Britons became less worried about their finances in February as inflation eased, and mortgage holders grew more confident that interest rates would stay low for quite some time, a survey showed on Monday.
The improvement in the Markit Household Finance Index survey is the latest sign that consumers are slowly regaining confidence, supporting the Bank of England's view that consumption will start growing again this year.
Households reported the lowest degree of pessimism about future finances since April 2010, survey compiler Markit said.
And the Household Finance Index rose to 38.7 in February from 36.4 in January, indicating the smallest worsening in people's current finances since December 2010, though the reading remains well below the 50 mark separating improvement from deterioration.
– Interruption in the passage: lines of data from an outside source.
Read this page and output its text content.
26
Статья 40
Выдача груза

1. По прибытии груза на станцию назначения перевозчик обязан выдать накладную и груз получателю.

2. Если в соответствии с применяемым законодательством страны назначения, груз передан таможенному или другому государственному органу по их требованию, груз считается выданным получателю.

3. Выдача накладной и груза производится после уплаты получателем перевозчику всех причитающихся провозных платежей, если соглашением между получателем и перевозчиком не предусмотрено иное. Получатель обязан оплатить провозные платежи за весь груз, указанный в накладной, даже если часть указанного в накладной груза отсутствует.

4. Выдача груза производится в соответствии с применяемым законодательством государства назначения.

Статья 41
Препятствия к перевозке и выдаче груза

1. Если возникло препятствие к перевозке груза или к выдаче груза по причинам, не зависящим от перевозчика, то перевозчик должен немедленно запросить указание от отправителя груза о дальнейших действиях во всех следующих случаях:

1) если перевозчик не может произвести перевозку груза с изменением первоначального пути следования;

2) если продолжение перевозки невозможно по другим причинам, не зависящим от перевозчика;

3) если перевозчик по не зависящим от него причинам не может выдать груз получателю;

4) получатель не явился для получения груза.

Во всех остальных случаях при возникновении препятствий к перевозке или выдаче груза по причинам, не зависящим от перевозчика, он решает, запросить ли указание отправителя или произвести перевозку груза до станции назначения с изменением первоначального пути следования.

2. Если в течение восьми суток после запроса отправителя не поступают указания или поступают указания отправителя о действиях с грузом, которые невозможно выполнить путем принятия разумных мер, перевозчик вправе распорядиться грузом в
These positive developments meant that debt levels stabilised and households' appetite for major purchases moved back to levels not seen since the VAT (sales tax) rise in January 2011, said Markit economist Tim Moore.
Mortgage holders in particular were much less downbeat about their financial outlook, probably helped by expectations of continued low interest rates and hopes that this will keep a floor under property prices, he said.
The Bank indicated with its latest inflation forecasts last week that interest rates would not rise for quite some time.
The households' less downbeat assessment of their finances follows other surveys that showed an improvement in consumer morale as inflation fell to 3.6 percent in January, down from a three-year peak of 5.2 percent reached in September.
However, the Markit survey also highlighted the risks ahead.
Wider job market uncertainty is constraining spending even among those seeing their own situation stabilise, Moore said.
Many Britons cut back spending last year as the soaring cost of living outpaced meagre wage rises while government spending cuts and unemployment levels not seen since the mid-1990s weighed on confidence.
However, retailers recorded a surprise jump in sales in January as Britons splashed out on furniture and sports goods, in a sign the economy has avoided a renewed recession after contracting at the end of 2011 and is returning to growth.